9 Haz 2012

'Temel ölçü özgür basına yaklaşım'

“AKP, halkın haber alma hakkından müthiş derecede rahatsız oluyor. Bir günde 48 gazetecinin gözaltına alınması, ardından 35 kişinin aynı günde tutuklanması, Türkiye’de bir ilktir. AKP’nin geldiği nokta bu. Ahmet Şık, Nedim Şener, Ragıp Zarakolu gibi gazetecileri serbest bırakarak üzerindeki baskıyı azaltacağını sanıyor. Ama hükümetin zihniyetinde değişen bir şey yok.”


105 gazetecinin cezaevinde bulunduğu Türkiye, dünya çapında en fazla tutuklu gazetecinin olduğu ülkedir. Geçtiğimiz çarşamba günü tutuklu gazetecilerin serbest bırakılması için “Tasmalı değil, kelepçeliyiz” sloganı ile “Tanıklık Günleri” eylemlerine başlandı. Tutuklu Gazetecilere Özgürlük Platformu öncülüğünde Haziran ayı boyunca İstanbul Adalet Sarayı önünde her gün beş gazeteci için tanıklık edecek.  
2004’te kurulan Tutuklu Gazetecilerle Dayanışma Platformu (TGDP) da Tutuklu Gazetecilere Özgürlük Platformu’nda yer alıp, gazetecilik faaliyetlerinden ötürü tutuklanan basın emekçilerin durumuna dikkat çekiyor, bu konuyla ilgili çalışma yürütüyor. Biz de, Türkiye’de basın özgürlüğü konulu panellere katılmak üzere Rosa Luxemburg Vakfı ve Rote Hilfe derneği tarafından Almanya’ya davet edilen TGDP Sözcüsü Necati Abay ile AKP’nin bu alana müdahalelerini, tutuklu gazetecileri ve basın kuruluşlarının basın özgürlüğü savunuculuğunu konuştuk.

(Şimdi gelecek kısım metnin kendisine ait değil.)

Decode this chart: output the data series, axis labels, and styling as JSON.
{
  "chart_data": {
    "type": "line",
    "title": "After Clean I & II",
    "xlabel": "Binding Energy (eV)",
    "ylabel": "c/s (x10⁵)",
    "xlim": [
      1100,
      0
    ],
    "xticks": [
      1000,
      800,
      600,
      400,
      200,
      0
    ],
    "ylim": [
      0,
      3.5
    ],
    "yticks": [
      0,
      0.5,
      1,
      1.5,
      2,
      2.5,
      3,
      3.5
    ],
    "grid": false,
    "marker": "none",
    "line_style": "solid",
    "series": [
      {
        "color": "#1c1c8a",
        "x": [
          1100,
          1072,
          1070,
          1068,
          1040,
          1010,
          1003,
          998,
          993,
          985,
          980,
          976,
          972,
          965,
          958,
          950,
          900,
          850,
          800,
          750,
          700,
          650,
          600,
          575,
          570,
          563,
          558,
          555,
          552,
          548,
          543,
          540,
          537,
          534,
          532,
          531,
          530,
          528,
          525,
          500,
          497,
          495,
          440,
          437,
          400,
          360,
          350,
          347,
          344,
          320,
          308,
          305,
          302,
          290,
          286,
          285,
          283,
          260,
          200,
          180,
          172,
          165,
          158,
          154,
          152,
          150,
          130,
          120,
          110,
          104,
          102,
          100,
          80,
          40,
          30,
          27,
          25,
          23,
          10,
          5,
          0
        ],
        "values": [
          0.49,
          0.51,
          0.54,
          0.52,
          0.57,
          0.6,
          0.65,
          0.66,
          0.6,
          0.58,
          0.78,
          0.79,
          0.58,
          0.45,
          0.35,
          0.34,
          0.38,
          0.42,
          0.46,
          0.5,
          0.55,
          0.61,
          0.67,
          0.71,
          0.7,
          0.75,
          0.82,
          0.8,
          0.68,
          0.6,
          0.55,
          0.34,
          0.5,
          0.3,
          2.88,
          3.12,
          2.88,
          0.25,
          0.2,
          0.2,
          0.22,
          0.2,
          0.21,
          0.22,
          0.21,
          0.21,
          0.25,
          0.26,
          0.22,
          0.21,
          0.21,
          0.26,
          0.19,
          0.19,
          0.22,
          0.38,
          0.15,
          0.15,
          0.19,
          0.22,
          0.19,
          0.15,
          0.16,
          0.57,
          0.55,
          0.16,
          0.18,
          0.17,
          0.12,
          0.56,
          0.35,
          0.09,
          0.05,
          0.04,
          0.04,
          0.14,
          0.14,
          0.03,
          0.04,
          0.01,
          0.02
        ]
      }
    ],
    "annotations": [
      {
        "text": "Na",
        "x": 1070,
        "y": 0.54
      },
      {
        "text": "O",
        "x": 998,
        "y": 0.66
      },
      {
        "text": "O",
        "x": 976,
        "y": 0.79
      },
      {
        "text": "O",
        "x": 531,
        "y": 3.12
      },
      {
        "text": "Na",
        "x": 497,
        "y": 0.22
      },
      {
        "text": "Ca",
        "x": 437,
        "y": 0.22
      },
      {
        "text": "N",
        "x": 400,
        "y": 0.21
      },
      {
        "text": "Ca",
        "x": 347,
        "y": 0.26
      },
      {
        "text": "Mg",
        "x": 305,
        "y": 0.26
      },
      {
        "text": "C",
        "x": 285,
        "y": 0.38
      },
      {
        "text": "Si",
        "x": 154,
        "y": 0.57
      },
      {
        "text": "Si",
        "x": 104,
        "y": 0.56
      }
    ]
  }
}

Türkiye Cumhuriyeti tarihinin hiçbir döneminde bu kadar tutuklu gazeteci yoktu. 100’den fazla gazetecinin şu an cezaevinde olmasının AKP politikası ile bağı nedir?

AKP, halkın haber alma hakkından müthiş derecede rahatsız oluyor. Türkiye’de çok ciddi politik gündemler var; Kürt sorunu var, Alevi sorunu var, farklı sorunlar var. Bu
sorunların basın üzerinden gündemleştirilmesi karşısında korkunç bir rahatsızlık duyuyor. Bu hükümet nezdinde de, yargı nezdinde de böyle. Mesela Pozantı Cezaevi’ndeki çocuklara yönelik cinsel tacizi açığa çıkaran bir kadın gazeteci vardı, Dicle Haber Ajansı’nın Adana muhabiri Özlem Ağuş. Bunu gündeme taşırdı ve Türkiye’de önemli ölçüde bir etki yarattı bu haberin kendisi. Siyasi iktidar bu haberden çok rahatsız oldu ve Özlem Ağuş da şimdi tutuklu.
AKP Hükümeti döneminde tutuklu gazeteci sayısı bakımından Türkiye’nin dünya birincisi olması, bu rahatsızlığın ifadesi. Terörle Mücadele Kanunu (TMK) da AKP döneminde, yanlış hatırlamıyorsam Haziran 2006’da güncellendi. AKP Hükümeti bu yasaya dört elle sarıldı. Çünkü halkın haber alma özgürlüğünü bu yasayla zapturapt altına alacağını sanıyordu. Bugün tutuklu bulunan bütün gazeteciler, TMK kapsamında cezaevinde tutuluyor. Ayrıca çok sayıda gazeteci de yargı kıskacı altında. AKP Hükümeti Özel Yetkili Mahkemelere (ÖYM) de dört elle sarıldı. Bu mahkemeler, Ergenekoncuları geriletmede özel bir rol oynadı. Ama daha çok özgür basını, Kürt ve sosyalist basınının gazetecilik yapma alanı bu mahkemelerin eliyle önemli düzeyde sınırlandırılmış oluyor. İki örnek vereyim. Artık gazetecilere asırlık cezalar veriliyor. Vedat Kurşun bunun örneğidir. Atılım gazetesinin yazı işleri müdürü Hatice Duman’a ağırlaştırılmış müebbet hapis cezası verildi. Keza bana verilen ceza, 18 yıl 9 ay. Bu, Özel Yetkili Mahkemelerin eliyle oluyor.
Hükümet aynı zamanda basın özgürlüğü, düşünce ve ifade özgürlüğü alanındaki bu olumsuz tablo karşısında da zor durumda. Bir bakan da ‘Yurtdışında en fazla bize basın özgürlüğü ve tutuklu gazetecilerin durumu soruluyor’ demişti. Bu durum, hükümet yetkililerin diline de yansıyor. Halkın haber alma hakkını daha da sınırlayarak kendi iktidar alanlarını daha da genişleteceklerini düşünüyorlar. Ama dünya kamuoyu nezdinde bu ters tepti.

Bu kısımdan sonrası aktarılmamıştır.